The opening of the Fayetteville location marks the second time in the past 12 months that Sam’s has opened a club in its home market of Northwest Arkansas. Last September, a new club opened in Bentonville a short distance from Sam’s headquarters, and that unit feature numerous merchandising experiments, most of which were not extended to the new Fayetteville location. The new location in Fayetteville replaces a club that opened 20 years ago in Springdale, which despite upgrades over the years, was showing its age.

The new location showcases Sam’s Club’s current thinking regarding merchandising, which has remained consistent in recent years as the $41.5 billion warehouse club division has experienced management stability. The strategy involves an ongoing emphasis on small business members blended with an increased effort to broaden the appeal of the product offering by infusing the assortment with items that satisfy small business owners’ personal needs.
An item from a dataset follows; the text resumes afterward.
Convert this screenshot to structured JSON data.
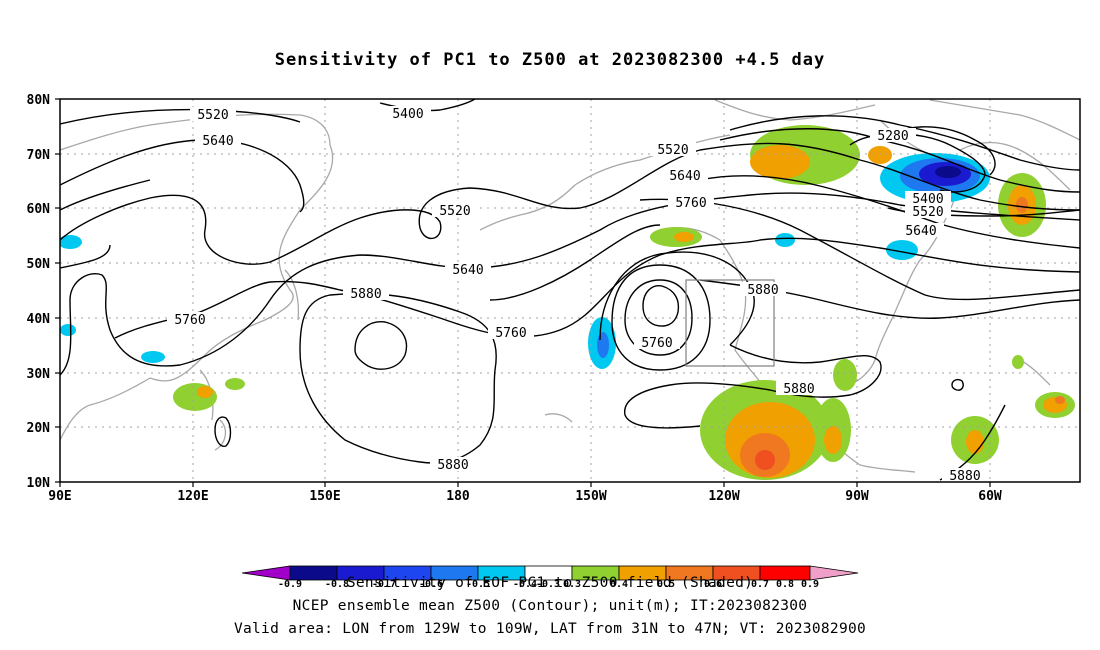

The most dramatic evidence of the latter can be found near the entrance to the club where Sam’s has emphasized flat-panel televisions. Customers entering the building run into a gauntlet of televisions, with boxed goods along the right side in an area known as the cart rail, while display models are arrayed along the left side. As customers move through this area they encounter one of the club’s more dominant features: a dramatic Sony fixture in the middle of the aisle displaying several large screens to full effect. Moving past this display is yet another display of televisions with Vizio brand stacked on an endcap.

The strategy has paid off for Sam’s in recent years and during the recently ended second quarter, in which Wal-Mart fell short of analysts’ earnings expectations, Sam’s Club was one of the few bright spots. During the second quarter, it grew sales by 8.6% to $11.4 billion from $10.5 billion while same-store sales increased by 5.9%, excluding fuel sales, which are now offered at roughly 70% of clubs. Operating profits increased 11.2% to $447 million from $402 million. Membership revenues increased as more small business owners signed up, gross margins improved and inventories grew at only 4.4% which enabled Sam’s to achieve its goal of growing inventories at half the rate of sales.